One solution would be to take all the matches between start_signs
and end_signs
and check, wether the matches contain only words from a third list allowed_words_between
.
import re
allowed_words_between = ["and","with","a","very","beautiful"]
start_signs = ["$","$$"]
end_signs = ["Ferrari","BMW","Lamborghini","ship"]
teststring = """
I would like to be a $-millionaire with a Ferrari. -> Match: $-millionaire with a Ferrari
I would like to be a $$-millionair with a Lamborghini. -> Match: $$-millionair with a Lamborghini
I would like to be a $$-millionair with a rotten Lamborghini. -> No Match because of the word "rotten"

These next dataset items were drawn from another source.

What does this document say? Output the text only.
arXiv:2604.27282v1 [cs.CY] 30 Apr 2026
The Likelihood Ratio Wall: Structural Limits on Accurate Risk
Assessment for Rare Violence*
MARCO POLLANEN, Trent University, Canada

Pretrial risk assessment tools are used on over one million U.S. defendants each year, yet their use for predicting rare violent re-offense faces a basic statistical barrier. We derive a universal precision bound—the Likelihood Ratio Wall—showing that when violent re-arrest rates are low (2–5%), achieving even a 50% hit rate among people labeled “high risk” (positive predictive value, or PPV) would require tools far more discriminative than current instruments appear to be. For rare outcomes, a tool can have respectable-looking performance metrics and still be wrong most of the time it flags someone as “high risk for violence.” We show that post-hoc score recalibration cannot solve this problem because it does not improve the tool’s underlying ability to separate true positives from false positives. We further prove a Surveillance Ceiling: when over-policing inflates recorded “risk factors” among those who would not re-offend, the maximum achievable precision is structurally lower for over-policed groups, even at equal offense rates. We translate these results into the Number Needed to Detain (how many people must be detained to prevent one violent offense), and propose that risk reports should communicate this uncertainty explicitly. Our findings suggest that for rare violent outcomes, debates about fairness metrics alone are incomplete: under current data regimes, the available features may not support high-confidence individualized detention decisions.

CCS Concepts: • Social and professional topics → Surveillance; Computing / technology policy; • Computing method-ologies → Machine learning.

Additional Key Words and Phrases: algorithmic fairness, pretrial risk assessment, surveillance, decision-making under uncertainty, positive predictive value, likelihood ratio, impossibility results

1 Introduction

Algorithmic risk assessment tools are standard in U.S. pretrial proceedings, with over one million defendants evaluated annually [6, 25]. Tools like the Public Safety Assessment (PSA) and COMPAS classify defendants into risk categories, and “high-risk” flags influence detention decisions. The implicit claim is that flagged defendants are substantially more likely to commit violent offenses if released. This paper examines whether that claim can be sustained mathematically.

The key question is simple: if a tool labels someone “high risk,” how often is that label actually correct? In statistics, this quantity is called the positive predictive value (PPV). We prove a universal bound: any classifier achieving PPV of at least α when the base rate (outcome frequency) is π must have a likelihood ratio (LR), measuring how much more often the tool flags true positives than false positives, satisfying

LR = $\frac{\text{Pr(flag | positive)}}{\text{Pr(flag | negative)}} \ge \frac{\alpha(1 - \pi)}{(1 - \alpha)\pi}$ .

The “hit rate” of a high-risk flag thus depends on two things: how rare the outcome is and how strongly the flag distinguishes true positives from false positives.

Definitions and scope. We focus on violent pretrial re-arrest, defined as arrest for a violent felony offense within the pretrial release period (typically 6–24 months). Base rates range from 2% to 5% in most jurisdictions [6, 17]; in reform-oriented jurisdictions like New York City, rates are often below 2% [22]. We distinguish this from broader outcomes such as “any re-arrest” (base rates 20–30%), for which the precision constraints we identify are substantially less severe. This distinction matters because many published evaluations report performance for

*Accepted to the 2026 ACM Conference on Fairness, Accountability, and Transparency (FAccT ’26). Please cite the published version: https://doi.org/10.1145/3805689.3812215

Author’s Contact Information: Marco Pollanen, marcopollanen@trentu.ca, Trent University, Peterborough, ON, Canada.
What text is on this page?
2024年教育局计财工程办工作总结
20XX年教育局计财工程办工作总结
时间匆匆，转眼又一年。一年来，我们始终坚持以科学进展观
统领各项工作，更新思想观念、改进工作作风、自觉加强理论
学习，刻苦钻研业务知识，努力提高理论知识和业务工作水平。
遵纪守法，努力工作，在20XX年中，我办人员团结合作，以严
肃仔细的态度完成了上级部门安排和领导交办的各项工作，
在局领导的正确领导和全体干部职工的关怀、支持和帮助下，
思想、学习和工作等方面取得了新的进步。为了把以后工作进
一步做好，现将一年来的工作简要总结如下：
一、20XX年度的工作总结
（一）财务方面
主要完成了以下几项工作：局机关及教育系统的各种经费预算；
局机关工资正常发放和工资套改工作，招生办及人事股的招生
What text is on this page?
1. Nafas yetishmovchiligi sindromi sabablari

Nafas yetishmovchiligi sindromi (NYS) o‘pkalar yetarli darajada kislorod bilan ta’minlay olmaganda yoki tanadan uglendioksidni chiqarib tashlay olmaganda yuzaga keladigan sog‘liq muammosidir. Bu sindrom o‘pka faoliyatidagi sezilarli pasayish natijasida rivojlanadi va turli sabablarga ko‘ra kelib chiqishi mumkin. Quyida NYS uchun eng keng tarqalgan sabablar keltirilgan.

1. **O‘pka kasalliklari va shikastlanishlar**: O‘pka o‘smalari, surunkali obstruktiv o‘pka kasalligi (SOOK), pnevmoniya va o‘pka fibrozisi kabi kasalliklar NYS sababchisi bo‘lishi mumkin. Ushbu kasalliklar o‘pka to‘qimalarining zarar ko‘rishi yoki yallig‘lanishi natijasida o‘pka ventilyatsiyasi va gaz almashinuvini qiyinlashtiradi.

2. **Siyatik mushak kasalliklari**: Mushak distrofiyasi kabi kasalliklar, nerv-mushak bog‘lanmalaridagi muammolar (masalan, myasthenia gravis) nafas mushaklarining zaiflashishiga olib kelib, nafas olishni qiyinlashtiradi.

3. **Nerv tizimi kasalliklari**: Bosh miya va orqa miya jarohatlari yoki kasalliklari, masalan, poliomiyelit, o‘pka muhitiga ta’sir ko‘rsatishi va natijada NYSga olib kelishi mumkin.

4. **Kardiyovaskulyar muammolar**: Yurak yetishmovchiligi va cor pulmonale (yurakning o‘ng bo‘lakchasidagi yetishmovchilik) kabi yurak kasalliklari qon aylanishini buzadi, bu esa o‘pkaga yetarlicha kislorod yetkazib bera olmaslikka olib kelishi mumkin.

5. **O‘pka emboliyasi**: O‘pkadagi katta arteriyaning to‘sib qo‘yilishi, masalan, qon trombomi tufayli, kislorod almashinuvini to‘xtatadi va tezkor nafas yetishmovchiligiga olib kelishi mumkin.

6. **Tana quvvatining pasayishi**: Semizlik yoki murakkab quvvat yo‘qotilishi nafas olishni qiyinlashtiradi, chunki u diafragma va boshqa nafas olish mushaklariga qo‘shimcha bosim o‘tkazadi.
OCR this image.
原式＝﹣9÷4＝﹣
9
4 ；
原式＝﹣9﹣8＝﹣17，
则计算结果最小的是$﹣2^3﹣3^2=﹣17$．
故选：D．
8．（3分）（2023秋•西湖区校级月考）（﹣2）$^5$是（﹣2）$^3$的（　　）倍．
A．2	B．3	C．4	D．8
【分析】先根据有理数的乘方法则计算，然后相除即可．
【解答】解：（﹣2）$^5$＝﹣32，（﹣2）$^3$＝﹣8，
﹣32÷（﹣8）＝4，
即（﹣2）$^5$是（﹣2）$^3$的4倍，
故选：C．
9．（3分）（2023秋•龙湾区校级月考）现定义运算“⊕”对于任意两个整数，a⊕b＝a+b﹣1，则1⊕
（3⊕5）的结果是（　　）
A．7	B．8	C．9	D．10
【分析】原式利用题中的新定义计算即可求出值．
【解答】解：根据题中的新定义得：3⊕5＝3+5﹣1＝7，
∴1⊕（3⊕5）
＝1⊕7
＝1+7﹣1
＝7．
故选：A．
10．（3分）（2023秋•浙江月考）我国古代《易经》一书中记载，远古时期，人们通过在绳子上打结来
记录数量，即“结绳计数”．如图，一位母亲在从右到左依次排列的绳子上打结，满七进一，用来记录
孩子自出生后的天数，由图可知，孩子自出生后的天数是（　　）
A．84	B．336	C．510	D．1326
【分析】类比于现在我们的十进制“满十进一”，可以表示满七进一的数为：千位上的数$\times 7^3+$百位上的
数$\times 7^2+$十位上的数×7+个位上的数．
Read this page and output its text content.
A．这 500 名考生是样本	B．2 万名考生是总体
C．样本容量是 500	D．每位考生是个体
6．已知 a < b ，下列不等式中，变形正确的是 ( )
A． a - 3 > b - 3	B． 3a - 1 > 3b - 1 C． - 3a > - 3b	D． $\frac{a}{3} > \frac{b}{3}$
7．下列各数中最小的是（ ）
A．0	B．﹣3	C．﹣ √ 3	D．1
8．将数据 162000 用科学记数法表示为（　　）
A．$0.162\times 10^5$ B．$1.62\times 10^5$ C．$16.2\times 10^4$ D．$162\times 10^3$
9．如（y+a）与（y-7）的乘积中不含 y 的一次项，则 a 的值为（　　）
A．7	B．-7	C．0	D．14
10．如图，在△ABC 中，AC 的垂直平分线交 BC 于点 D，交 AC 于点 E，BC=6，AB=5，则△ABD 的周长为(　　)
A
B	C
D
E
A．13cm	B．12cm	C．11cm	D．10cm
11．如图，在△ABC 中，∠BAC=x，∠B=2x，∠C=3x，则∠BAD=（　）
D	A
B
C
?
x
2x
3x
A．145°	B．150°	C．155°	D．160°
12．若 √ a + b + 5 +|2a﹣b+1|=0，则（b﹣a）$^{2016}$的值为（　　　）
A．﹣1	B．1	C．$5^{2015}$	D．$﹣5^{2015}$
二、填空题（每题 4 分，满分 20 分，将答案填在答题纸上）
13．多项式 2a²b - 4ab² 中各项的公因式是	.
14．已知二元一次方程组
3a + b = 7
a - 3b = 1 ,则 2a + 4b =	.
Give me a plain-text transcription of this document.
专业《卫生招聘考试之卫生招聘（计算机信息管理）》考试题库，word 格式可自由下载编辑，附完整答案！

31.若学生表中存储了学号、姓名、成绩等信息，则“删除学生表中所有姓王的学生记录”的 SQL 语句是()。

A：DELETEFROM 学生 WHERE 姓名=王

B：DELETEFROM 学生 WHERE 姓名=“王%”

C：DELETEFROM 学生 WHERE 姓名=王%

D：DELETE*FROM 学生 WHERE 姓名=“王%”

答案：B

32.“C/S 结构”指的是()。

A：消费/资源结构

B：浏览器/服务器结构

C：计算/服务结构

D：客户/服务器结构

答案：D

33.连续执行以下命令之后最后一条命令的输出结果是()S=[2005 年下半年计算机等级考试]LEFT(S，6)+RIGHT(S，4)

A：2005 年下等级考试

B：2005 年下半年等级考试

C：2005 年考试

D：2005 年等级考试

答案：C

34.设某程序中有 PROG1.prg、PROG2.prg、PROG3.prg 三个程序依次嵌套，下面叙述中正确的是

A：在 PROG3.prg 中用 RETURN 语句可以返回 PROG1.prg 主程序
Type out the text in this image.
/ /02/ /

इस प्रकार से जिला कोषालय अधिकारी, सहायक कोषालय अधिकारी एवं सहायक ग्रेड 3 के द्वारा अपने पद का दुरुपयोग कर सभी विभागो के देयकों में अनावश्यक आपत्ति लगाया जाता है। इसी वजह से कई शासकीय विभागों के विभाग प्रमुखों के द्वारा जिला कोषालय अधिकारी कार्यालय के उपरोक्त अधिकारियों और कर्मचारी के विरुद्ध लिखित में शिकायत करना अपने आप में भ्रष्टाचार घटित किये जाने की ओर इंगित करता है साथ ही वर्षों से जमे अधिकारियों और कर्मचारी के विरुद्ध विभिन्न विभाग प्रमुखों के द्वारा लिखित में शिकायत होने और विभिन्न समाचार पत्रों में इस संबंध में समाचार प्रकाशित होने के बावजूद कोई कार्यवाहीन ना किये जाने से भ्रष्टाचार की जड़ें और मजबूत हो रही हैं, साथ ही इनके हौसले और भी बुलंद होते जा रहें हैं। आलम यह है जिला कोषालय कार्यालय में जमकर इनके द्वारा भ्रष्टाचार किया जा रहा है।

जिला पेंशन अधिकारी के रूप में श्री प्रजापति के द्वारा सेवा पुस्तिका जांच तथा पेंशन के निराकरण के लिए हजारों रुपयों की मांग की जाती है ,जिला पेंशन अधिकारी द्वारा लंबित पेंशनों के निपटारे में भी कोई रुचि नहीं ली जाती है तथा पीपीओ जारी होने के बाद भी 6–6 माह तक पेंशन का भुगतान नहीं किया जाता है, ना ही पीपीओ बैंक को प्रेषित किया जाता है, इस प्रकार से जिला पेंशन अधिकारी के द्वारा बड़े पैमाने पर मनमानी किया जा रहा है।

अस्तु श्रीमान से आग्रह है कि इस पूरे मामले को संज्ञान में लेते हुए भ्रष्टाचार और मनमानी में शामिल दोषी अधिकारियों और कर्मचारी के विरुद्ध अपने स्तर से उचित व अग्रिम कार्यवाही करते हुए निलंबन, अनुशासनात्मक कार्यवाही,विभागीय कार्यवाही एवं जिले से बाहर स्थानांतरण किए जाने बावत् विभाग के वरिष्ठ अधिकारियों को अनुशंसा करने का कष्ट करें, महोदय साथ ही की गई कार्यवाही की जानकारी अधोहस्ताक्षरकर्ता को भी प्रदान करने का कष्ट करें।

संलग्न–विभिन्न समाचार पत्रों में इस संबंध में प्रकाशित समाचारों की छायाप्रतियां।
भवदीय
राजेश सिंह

I would like to be a $$-millionair with a Lamborghini and a Ferrari. -> Match: $$-millionair with a Lamborghini and a Ferrari
I would like to be a $-millionaire with a very, very beautiful ship! -> Match: $-millionaire with a very, very beautiful ship
I would like to be a $-millionaire with a very, very beautiful but a bit dirty ship. -> No Match because of the word dirty
I would like to be a $-millionaire with a dog, a cat, two children and a cowboy hat. That would be great. -> No Match
"""
Another solution would be to start the string with the start_signs
and cut it as soon as a string not appearing in an allowed list appears:
allowed_list = allowed_words_between + start_signs + end_signs
What I tried so far:
I used the solution of this post
regexString = "("+"|".join(start_signs) + ")" + ".*?" + "(" +"|".join(end_signs)+")"
and tried to create a regex string that is variable w.r.t. start and end. That is not not working. I also don't know how the content check could work.
matches = re.findall(regexString,teststring)
substituted_text = re.sub(regexString, "[[Found It]]", teststring, count=0)